Your heart rate will go up, and you’ll practically be able to feel those fat cells burning off. You don’t need any equipment except for your yoga mat. If you’re up to the challenge, perform this workout twice through for maximum calories burned.
Step 1: Start with your legs slightly wider than shoulder-width apart and arms at your sides.
Step 2: Bring one leg behind your other and tap that foot to the outside of your stabilizing leg.
Step 3: Swing the arms in front of that bent knee and leap the back leg to starting position while simultaneously bringing the front leg behind in a skating motion. That is one rep. Arms alternate as you switch sides like a speed skater.
Step 1: Stand with your feet shoulder width apart, and extend your arms straight out to either side with palms facing down. This is the starting position.
Step 2: Jump, and cross your right arm over your left and your right foot over your left.
Step 3: Jump back to the starting position, then cross with the opposite arm and foot. This counts as one rep.
Step 1:Begin in high plank position with your hands directly under your shoulders. Your body should be in a straight, diagonal line from your head to your heels.
Step 2: With your core engaged, bring your right knee forward under your chest, with the toes just off the ground. Return to your basic plank. Switch legs, bringing the left knee forward. Keep alternating legs and pick up the pace until it feels a little like running in place in a plank position.
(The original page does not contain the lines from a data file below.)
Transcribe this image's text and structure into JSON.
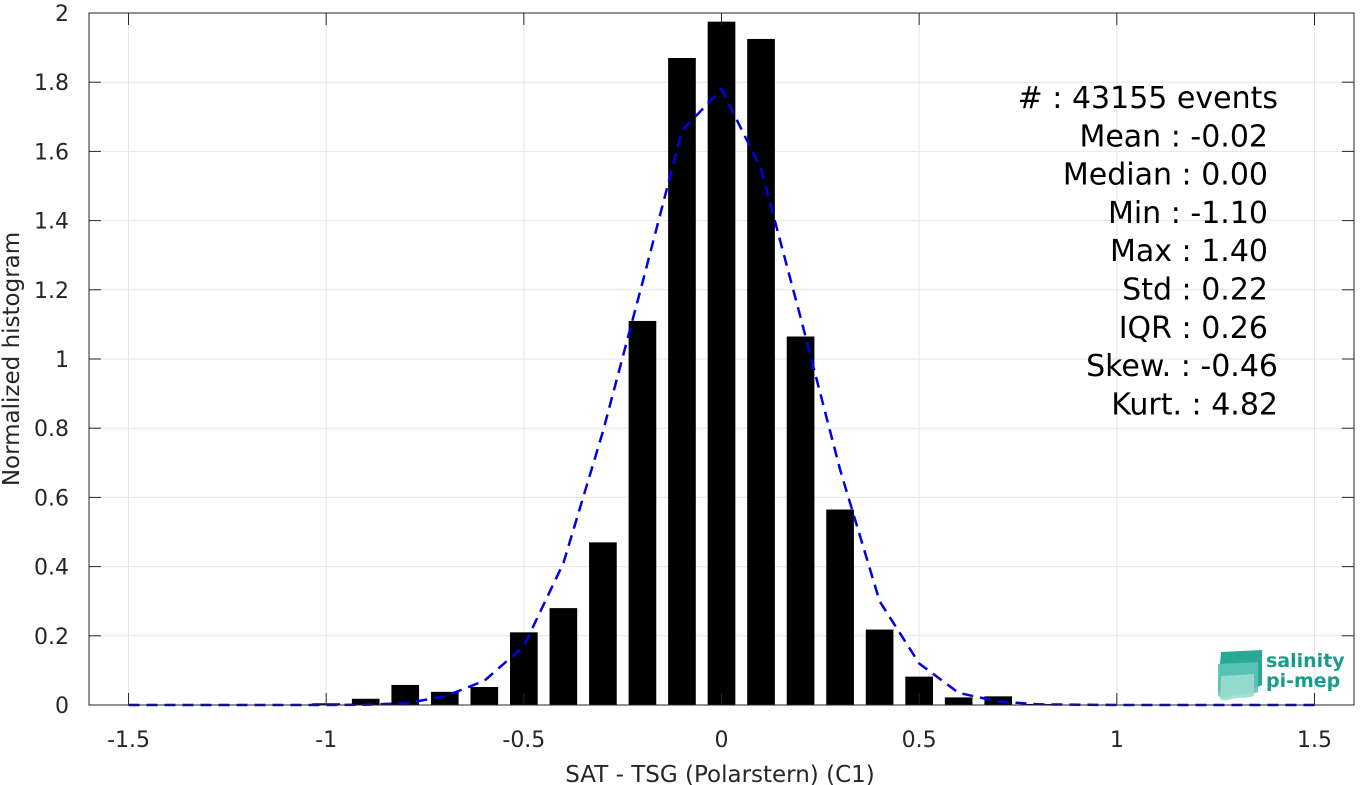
{
  "chart_data": {
    "type": "bar",
    "xlabel": "SAT - TSG (Polarstern) (C1)",
    "ylabel": "Normalized histogram",
    "xlim": [
      -1.6,
      1.6
    ],
    "ylim": [
      0,
      2
    ],
    "xticks": [
      -1.5,
      -1,
      -0.5,
      0,
      0.5,
      1,
      1.5
    ],
    "xtick_labels": [
      "-1.5",
      "-1",
      "-0.5",
      "0",
      "0.5",
      "1",
      "1.5"
    ],
    "yticks": [
      0,
      0.2,
      0.4,
      0.6,
      0.8,
      1,
      1.2,
      1.4,
      1.6,
      1.8,
      2
    ],
    "ytick_labels": [
      "0",
      "0.2",
      "0.4",
      "0.6",
      "0.8",
      "1",
      "1.2",
      "1.4",
      "1.6",
      "1.8",
      "2"
    ],
    "grid": true,
    "bar_width": 0.07,
    "bars": [
      {
        "x": -1.0,
        "y": 0.005
      },
      {
        "x": -0.9,
        "y": 0.018
      },
      {
        "x": -0.8,
        "y": 0.058
      },
      {
        "x": -0.7,
        "y": 0.038
      },
      {
        "x": -0.6,
        "y": 0.052
      },
      {
        "x": -0.5,
        "y": 0.21
      },
      {
        "x": -0.4,
        "y": 0.28
      },
      {
        "x": -0.3,
        "y": 0.47
      },
      {
        "x": -0.2,
        "y": 1.11
      },
      {
        "x": -0.1,
        "y": 1.87
      },
      {
        "x": 0.0,
        "y": 1.975
      },
      {
        "x": 0.1,
        "y": 1.925
      },
      {
        "x": 0.2,
        "y": 1.065
      },
      {
        "x": 0.3,
        "y": 0.565
      },
      {
        "x": 0.4,
        "y": 0.218
      },
      {
        "x": 0.5,
        "y": 0.082
      },
      {
        "x": 0.6,
        "y": 0.022
      },
      {
        "x": 0.7,
        "y": 0.025
      },
      {
        "x": 0.8,
        "y": 0.003
      }
    ],
    "fit_line": {
      "style": "dashed",
      "color": "#0000e6",
      "x": [
        -1.5,
        -1.4,
        -1.3,
        -1.2,
        -1.1,
        -1.0,
        -0.9,
        -0.8,
        -0.7,
        -0.6,
        -0.5,
        -0.4,
        -0.3,
        -0.2,
        -0.1,
        0.0,
        0.1,
        0.2,
        0.3,
        0.4,
        0.5,
        0.6,
        0.7,
        0.8,
        0.9,
        1.0,
        1.1,
        1.2,
        1.3,
        1.4,
        1.5
      ],
      "y": [
        0,
        0,
        0,
        0,
        0,
        0,
        0.001,
        0.005,
        0.025,
        0.07,
        0.17,
        0.41,
        0.79,
        1.22,
        1.66,
        1.78,
        1.55,
        1.12,
        0.68,
        0.3,
        0.12,
        0.035,
        0.01,
        0.002,
        0.001,
        0,
        0,
        0,
        0,
        0,
        0
      ]
    },
    "annotations": [
      "#  : 43155 events",
      "Mean : -0.02",
      "Median : 0.00",
      "Min : -1.10",
      "Max : 1.40",
      "Std : 0.22",
      "IQR : 0.26",
      "Skew. : -0.46",
      "Kurt. : 4.82"
    ],
    "colors": {
      "bar": "#000000",
      "grid": "#e6e6e6",
      "axis": "#262626"
    }
  },
  "logo": {
    "line1": "salinity",
    "line2": "pi-mep",
    "color": "#1a9c8c"
  }
}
Step 1: Start in high plank position, but with knees bent.
Step 2: Keeping arms locked, knees bent and legs together throughout, propel legs up and over to right side of side of your mat.
Step 3: Then explode to the left side of your mat for one rep. Continue exploding up and over to each side for the allotted time.
Step 1: Sit with your knees bent, feet flat on floor, palms behind you and your fingertips pointed toward your heels. Keeping hands and feet planted, raise your hips off the floor and alternate, kicking left leg and right leg as high and as fast as you can.
Step 2: A kick with your right leg and a kick with your left leg counts as one rep. Continue to alternate legs for allotted time.